From- http://hbswk.hbs.edu/archive/3380.html
Such attention to visual clues extends to the most minute detail. Mayo Rochester employee Mary Ann Morris, the administrator of General Service and the Office of Patient Affairs, often tells a story about her early days with the organization. She was working in a laboratory—a job that required her to wear a white uniform and white shoes—and after a hectic morning getting her two small children to school, she arrived at work to find her supervisor staring at her shoes. The supervisor had noticed that the laces were dirty where they threaded through the eyelets of Morris's shoes and asked Morris to clean them. Offended, Morris said that she worked in a laboratory, not with patients, so why should it matter? Her boss replied that Morris had contact with patients in ways she didn't recognize—going out on the street wearing her Mayo name tag, for instance, or passing patients and their families as she walked through the halls—and that she couldn't represent Mayo Clinic with dirty shoelaces.
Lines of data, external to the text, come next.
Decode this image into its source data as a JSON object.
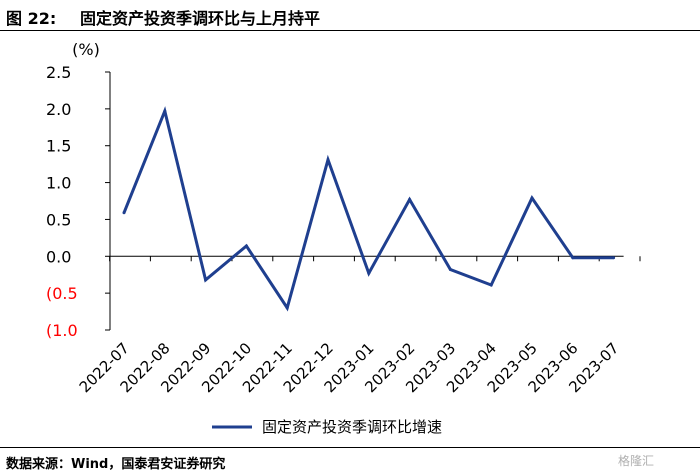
{
  "header": {
    "figure_label": "图 22:",
    "title": "固定资产投资季调环比与上月持平"
  },
  "footer": {
    "source": "数据来源：Wind，国泰君安证券研究",
    "watermark": "格隆汇"
  },
  "colors": {
    "series_line": "#1f3f8f",
    "negative_label": "#ff0000",
    "axis": "#000000"
  },
  "chart_data": {
    "type": "line",
    "ylabel": "(%)",
    "xlabel": "",
    "ylim": [
      -1.0,
      2.5
    ],
    "yticks": [
      2.5,
      2.0,
      1.5,
      1.0,
      0.5,
      0.0,
      -0.5,
      -1.0
    ],
    "ytick_labels": [
      "2.5",
      "2.0",
      "1.5",
      "1.0",
      "0.5",
      "0.0",
      "(0.5",
      "(1.0"
    ],
    "categories": [
      "2022-07",
      "2022-08",
      "2022-09",
      "2022-10",
      "2022-11",
      "2022-12",
      "2023-01",
      "2023-02",
      "2023-03",
      "2023-04",
      "2023-05",
      "2023-06",
      "2023-07"
    ],
    "series": [
      {
        "name": "固定资产投资季调环比增速",
        "values": [
          0.59,
          1.97,
          -0.32,
          0.14,
          -0.7,
          1.31,
          -0.23,
          0.77,
          -0.18,
          -0.39,
          0.79,
          -0.02,
          -0.02
        ]
      }
    ],
    "grid": false,
    "legend_position": "bottom"
  }
}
"Though I was initially offended, I realized over time [that] everything I do, down to my shoelaces, represents my commitment to our patients and visitors," Morris told us. "Twenty-eight years later I still use the dirty shoelace story to set the standard for the service level I aspire to for myself and my coworkers."

A dirty shoelace might seem pretty minor, given the important work of caring for the ill. But a shoelace is something a customer can see, whereas medical expertise and technical ability are not. It's a piece of evidence, a small but integral part of the story Mayo tells to its customers.
Good lord, that's anal retentive. Are those people Army trained?